Photo from Howard R. Huston Papers (Photo #10895-1-3-10), State Archives. Caption reads, “This was a vast field in July 1918 and into it my company advanced on the 19th. The machine gun bullets were literally sprayed over it by the Germans and on the spot where I stand Pop Crane was killed.”

Another great collection that houses letters and other writings from soldiers in World War I is the War History Commission, which gathered information related to the service of persons from all counties in North Dakota. Anton Peterson, who served with Company D, 18th Infantry Regiment, which was assigned to the renowned First Infantry Division, described marching to the trenches carrying “two blankets, one suit of underwear, our toilet articles, reserve rations, and one hundred rounds of amunition [sic].” He noted that the weather was rainy, the “roads were sleet,” and that “some of the boys had to be taken in on the ambulance.”3

While in the trenches of France, some common themes emerged from soldiers’ writings, usually revolving around comforts of home, awarding of medals and decorations, and anxieties over combat.
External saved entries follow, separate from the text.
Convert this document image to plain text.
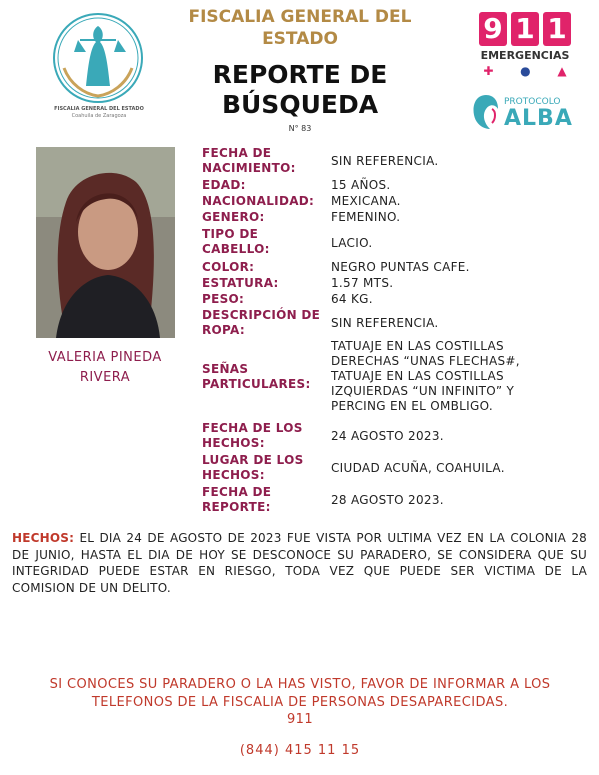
FISCALIA GENERAL DEL ESTADO
Coahuila de Zaragoza
FISCALIA GENERAL DEL
ESTADO
REPORTE DE
BÚSQUEDA
N° 83
9 1 1
EMERGENCIAS
✚ ● ▲
PROTOCOLO
ALBA
VALERIA PINEDA
RIVERA
FECHA DE NACIMIENTO:	SIN REFERENCIA.
EDAD:	15 AÑOS.
NACIONALIDAD:	MEXICANA.
GENERO:	FEMENINO.
TIPO DE CABELLO:	LACIO.
COLOR:	NEGRO PUNTAS CAFE.
ESTATURA:	1.57 MTS.
PESO:	64 KG.
DESCRIPCIÓN DE ROPA:	SIN REFERENCIA.
SEÑAS PARTICULARES:
TATUAJE EN LAS COSTILLAS DERECHAS “UNAS FLECHAS#, TATUAJE EN LAS COSTILLAS IZQUIERDAS “UN INFINITO” Y PERCING EN EL OMBLIGO.
FECHA DE LOS HECHOS:	24 AGOSTO 2023.
LUGAR DE LOS HECHOS:	CIUDAD ACUÑA, COAHUILA.
FECHA DE REPORTE:	28 AGOSTO 2023.
HECHOS: EL DIA 24 DE AGOSTO DE 2023 FUE VISTA POR ULTIMA VEZ EN LA COLONIA 28 DE JUNIO, HASTA EL DIA DE HOY SE DESCONOCE SU PARADERO, SE CONSIDERA QUE SU INTEGRIDAD PUEDE ESTAR EN RIESGO, TODA VEZ QUE PUEDE SER VICTIMA DE LA COMISION DE UN DELITO.
SI CONOCES SU PARADERO O LA HAS VISTO, FAVOR DE INFORMAR A LOS TELEFONOS DE LA FISCALIA DE PERSONAS DESAPARECIDAS.
911
(844) 415 11 15
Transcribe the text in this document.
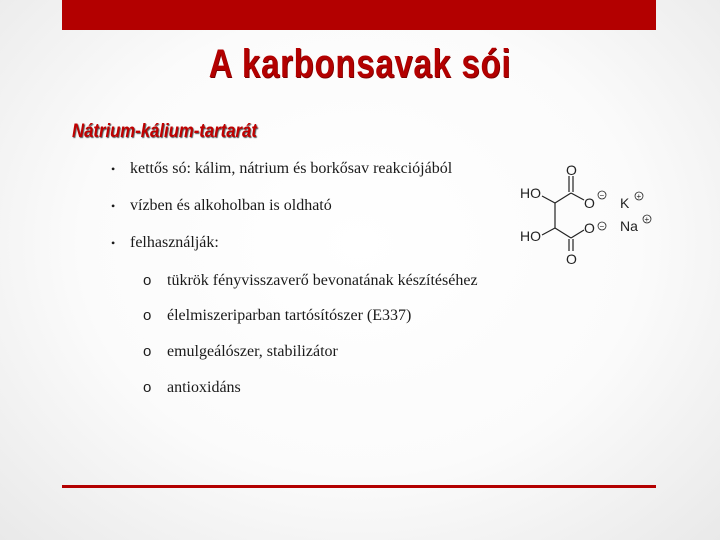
A karbonsavak sói
Nátrium-kálium-tartarát
• kettős só: kálim, nátrium és borkősav reakciójából
• vízben és alkoholban is oldható
• felhasználják:
o tükrök fényvisszaverő bevonatának készítéséhez
o élelmiszeriparban tartósítószer (E337)
o emulgeálószer, stabilizátor
o antioxidáns
O
O
HO
HO
O
O
−
−
K +
Na +
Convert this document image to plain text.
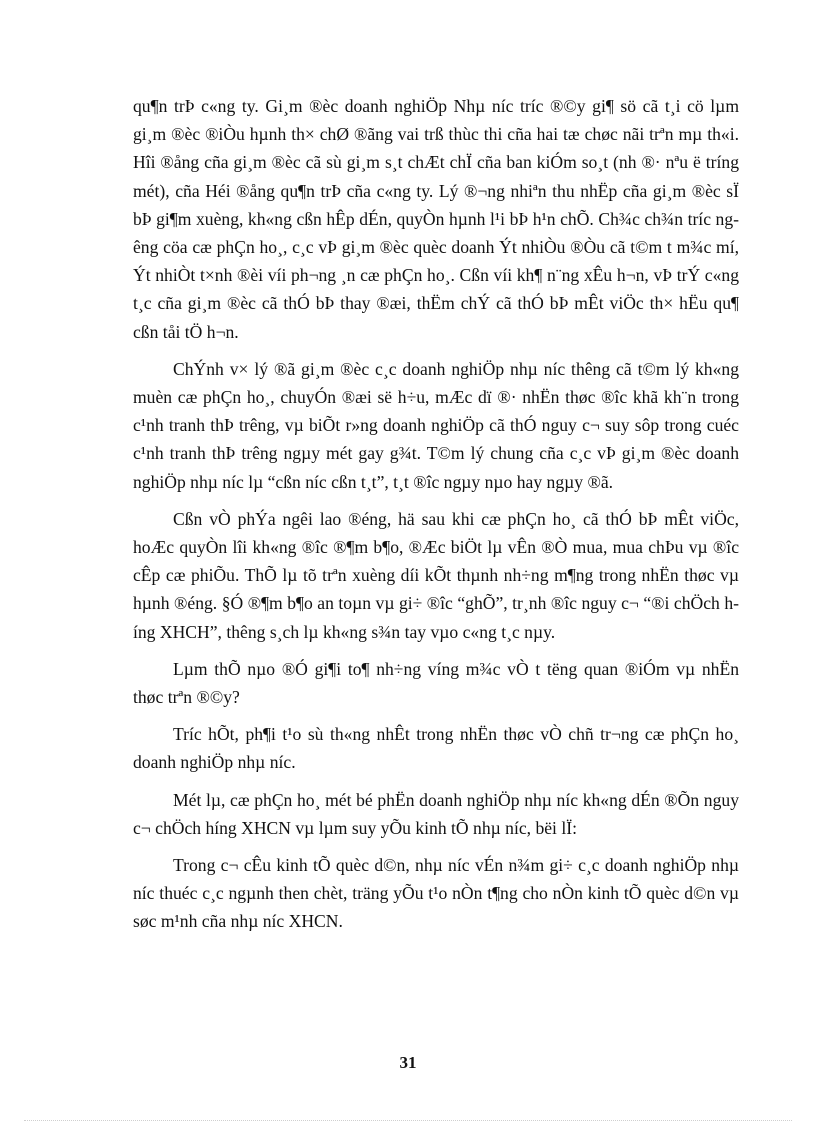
qu¶n trÞ c«ng ty. Gi¸m ®èc doanh nghiÖp Nhµ níc tríc ®©y gi¶ sö cã t¸i cö lµm gi¸m ®èc ®iÒu hµnh th× chØ ®ãng vai trß thùc thi cña hai tæ chøc nãi trªn mµ th«i. Hîi ®ång cña gi¸m ®èc cã sù gi¸m s¸t chÆt chÏ cña ban kiÓm so¸t (nh ®· nªu ë tríng mét), cña Héi ®ång qu¶n trÞ cña c«ng ty. Lý ®¬ng nhiªn thu nhËp cña gi¸m ®èc sÏ bÞ gi¶m xuèng, kh«ng cßn hÊp dÉn, quyÒn hµnh l¹i bÞ h¹n chÕ. Ch¾c ch¾n tríc ngêng cöa cæ phÇn ho¸, c¸c vÞ gi¸m ®èc quèc doanh Ýt nhiÒu ®Òu cã t©m t m¾c mí, Ýt nhiÒt t×nh ®èi víi ph¬ng ¸n cæ phÇn ho¸. Cßn víi kh¶ n¨ng xÊu h¬n, vÞ trÝ c«ng t¸c cña gi¸m ®èc cã thÓ bÞ thay ®æi, thËm chÝ cã thÓ bÞ mÊt viÖc th× hËu qu¶ cßn tåi tÖ h¬n.

ChÝnh v× lý ®ã gi¸m ®èc c¸c doanh nghiÖp nhµ níc thêng cã t©m lý kh«ng muèn cæ phÇn ho¸, chuyÓn ®æi së h÷u, mÆc dï ®· nhËn thøc ®îc khã kh¨n trong c¹nh tranh thÞ trêng, vµ biÕt r»ng doanh nghiÖp cã thÓ nguy c¬ suy sôp trong cuéc c¹nh tranh thÞ trêng ngµy mét gay g¾t. T©m lý chung cña c¸c vÞ gi¸m ®èc doanh nghiÖp nhµ níc lµ “cßn níc cßn t¸t”, t¸t ®îc ngµy nµo hay ngµy ®ã.

Cßn vÒ phÝa ngêi lao ®éng, hä sau khi cæ phÇn ho¸ cã thÓ bÞ mÊt viÖc, hoÆc quyÒn lîi kh«ng ®îc ®¶m b¶o, ®Æc biÖt lµ vÊn ®Ò mua, mua chÞu vµ ®îc cÊp cæ phiÕu. ThÕ lµ tõ trªn xuèng díi kÕt thµnh nh÷ng m¶ng trong nhËn thøc vµ hµnh ®éng. §Ó ®¶m b¶o an toµn vµ gi÷ ®îc “ghÕ”, tr¸nh ®îc nguy c¬ “®i chÖch híng XHCH”, thêng s¸ch lµ kh«ng s¾n tay vµo c«ng t¸c nµy.

Lµm thÕ nµo ®Ó gi¶i to¶ nh÷ng víng m¾c vÒ t tëng quan ®iÓm vµ nhËn thøc trªn ®©y?

Tríc hÕt, ph¶i t¹o sù th«ng nhÊt trong nhËn thøc vÒ chñ tr¬ng cæ phÇn ho¸ doanh nghiÖp nhµ níc.

Mét lµ, cæ phÇn ho¸ mét bé phËn doanh nghiÖp nhµ níc kh«ng dÉn ®Õn nguy c¬ chÖch híng XHCN vµ lµm suy yÕu kinh tÕ nhµ níc, bëi lÏ:

Trong c¬ cÊu kinh tÕ quèc d©n, nhµ níc vÉn n¾m gi÷ c¸c doanh nghiÖp nhµ níc thuéc c¸c ngµnh then chèt, träng yÕu t¹o nÒn t¶ng cho nÒn kinh tÕ quèc d©n vµ søc m¹nh cña nhµ níc XHCN.

31
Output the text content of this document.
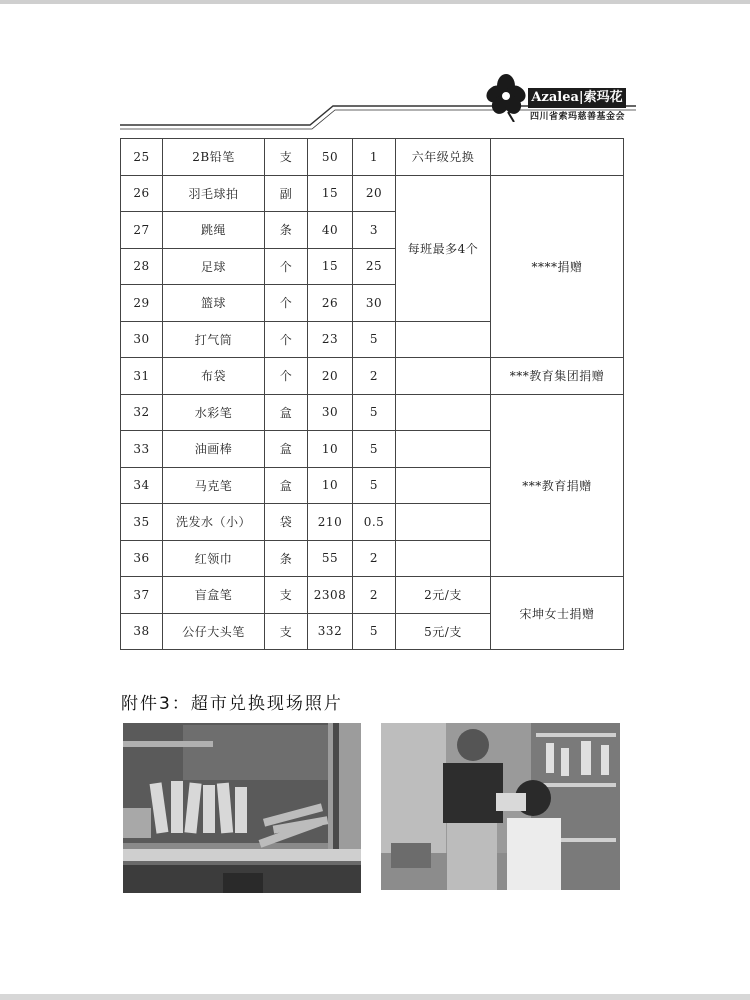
Azalea|索玛花
四川省索玛慈善基金会
25	2B铅笔	支	50	1	六年级兑换	
26	羽毛球拍	副	15	20	每班最多4个	****捐赠
27	跳绳	条	40	3		
28	足球	个	15	25		
29	篮球	个	26	30		
30	打气筒	个	23	5		
31	布袋	个	20	2		***教育集团捐赠
32	水彩笔	盒	30	5		***教育捐赠
33	油画棒	盒	10	5		
34	马克笔	盒	10	5		
35	洗发水（小）	袋	210	0.5		
36	红领巾	条	55	2		
37	盲盒笔	支	2308	2	2元/支	宋坤女士捐赠
38	公仔大头笔	支	332	5	5元/支	
附件3：超市兑换现场照片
In a letter home to family dated April 7, 1918, Corporal G. McClain Johnson of Company L, 164th Infantry Regiment, which was the North Dakota National Guard, discussed the impatience at waiting for the word to go into combat, as well as his impatience at getting word from home. He also wrote, “Whenever the notion strikes you to send something over this way remember that these are three articles which are acceptable over all else. They are—magazines & newspapers, candy, and Tobacco.”4 Though the writings avoid specific details related to combat operations, the fears some soldiers had were hidden within the words. It is important to note that letters home faced screening by military censors to avoid disclosing sensitive information related to operations, and that soldiers may well have felt uneasy sharing such experiences with those who would not understand, having never served.

The end of the fighting was a time of adulation for the soldiers, but also a time of reflection on what they had been through. Oscar O. Haugen wrote to his family roughly two weeks after the armistice took effect on November 11, 1918, describing his feelings at the end of the fighting. He wrote

No more wondering if the next shell got your number on it or not. No more wondering what time of the night you have to get up and out to the lines and do some small Job of some kind.
Quite nice to be able to go to bed at night and know you can sleep all night. As it is about five months now we have been on the go almost day and night.5

Haugen also wrote a letter to his father in Norwegian as well, reflecting the diverse nature of the American army during the war, which included a significant number of immigrants and second-generation Americans who still retained strong cultural and linguistic connections to their ancestral homelands.6

Overall, the writings reflect the diversity of the American soldier from North Dakota in World War I, while reflecting the commonality of the shared experience of serving in the greatest war the world had known to that time. The men expressed their feelings of service, the concerns with coming battle, missing home and family, desire for letters and gifts from loved ones, and some of the unique experiences they encountered during their time in the military. The writings of World War I veterans are a window into a long ago time that must not be forgotten, as the war and their service in it continues to shape the world.


1“World War I,” North Dakota Department of Veteran Affairs, accessed August 18, 2017, http://www.nd.gov/veterans/heroes/conflicts/world-war-i.
2Howard R. Huston to parents (original letter), undated, Howard R. Huston Papers, box 1, folder 1, North Dakota State Archives, Bismarck.
3Anton Peterson, The Diary of Cpl. Anton Peterson, 18th Inf. Co. D, 1st Div. A.E.F., War History Commission Records, box 2, folder 11, North Dakota State Archives, Bismarck.
4G. McLain Johnson to parents and Eva, 7 April 1918, War History Commission Records, box 2, folder 20, North Dakota State Archives, Bismarck.
5Oscar O. Haugen to family, 25 November 1918, War History Commission Records, box 2, folder 14, North Dakota State Archives, Bismarck.
6Oscar O. Haugen to father (written in Norwegian), 22 December 1918, War History Commission Records, box 2, folder 14, North Dakota State Archives, Bismarck.